On Sep 9, 1:49 pm, John Wallace <johnwalla... at yahoo.co.uk> wrote:
> On Sep 9, 4:28 am, Neil Rieck <n.ri... at sympatico.ca> wrote:
>
>
> Meanwhile, on a related note, what's the maximum physical memory on
> these boxes these days? Is it different between Itanium boxes and
> x86-64 boxes, and are the differences architectural (inherent in the
> chip, maybe) or just related to the number of memory slots on a
> motherboard?

Obviously, a new 800-seies platform is not for those looking for max.
memory capacity. If you are lucky with motherboard you will be able to
run 4 DIMMs at 1333 MT/s. If you are less lucky the second pair of
DIMMs will get you down to 1066 MT/s.
If you need more take older more expensive 900 series (6 DIMMs).
If you need more yet, then your only option in Nehalemland is dual
Xeon 5500 series which on some motherboards supports up to 18x8 GB
DIMMs = 144 GB.
As to architectural limitations, all desktop Nehalem variants are
limited to 36-bit physical address space.
Xeon 5500 series - 40-bit physical address space.
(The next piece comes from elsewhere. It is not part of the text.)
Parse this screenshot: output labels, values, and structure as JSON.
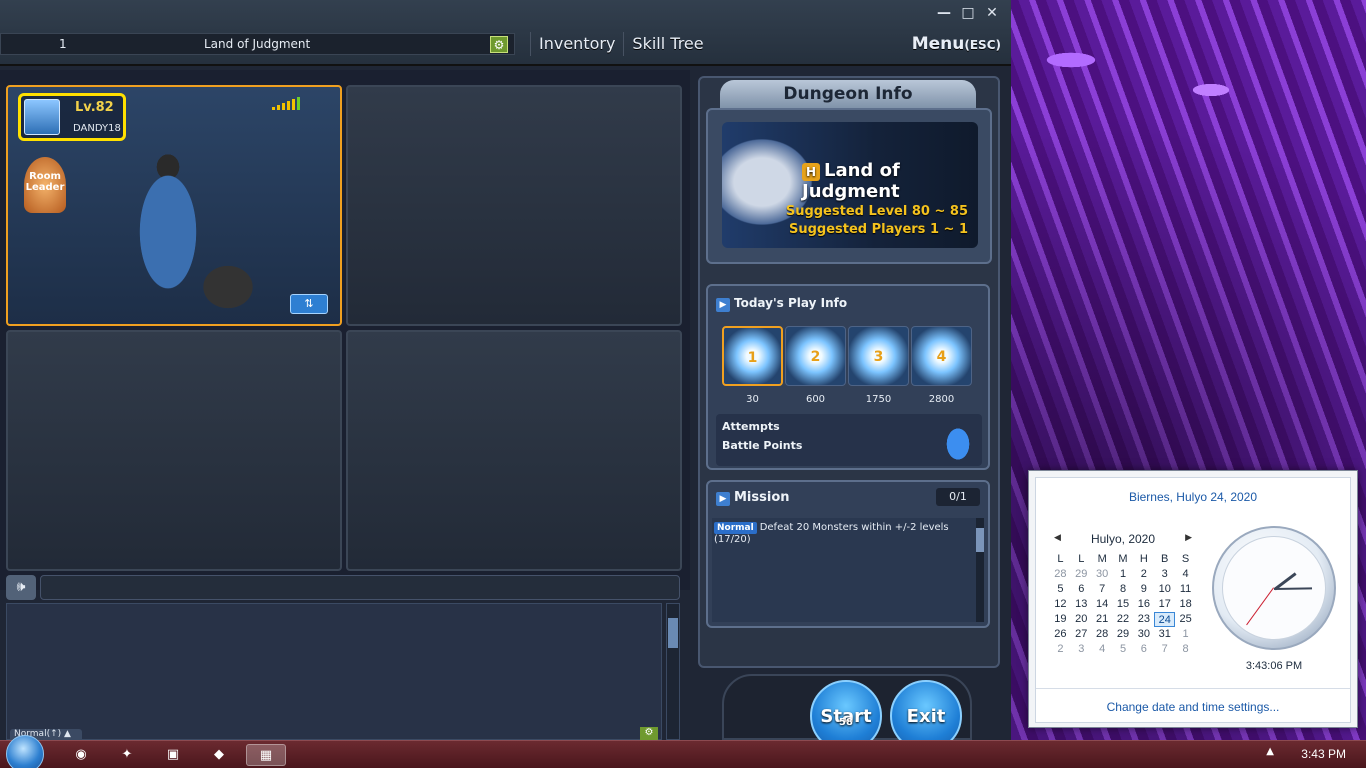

Incoming Nehalem EX - not known yet, most likely 44 bits.
Itanium - 50 bits

In general, current incarnation of x86-64 instruction set architecture
(a.k.a. AMD64,  a.k.a. Intel 64) is limited to 48-bit _virtual_
address space. That's probably would suffice for a couple of
decades.Going beyond that would require some, hopefully relatively
small, changes to system-layer architecture - may be a new page table
format. User-layer stuff shouldn't be affected.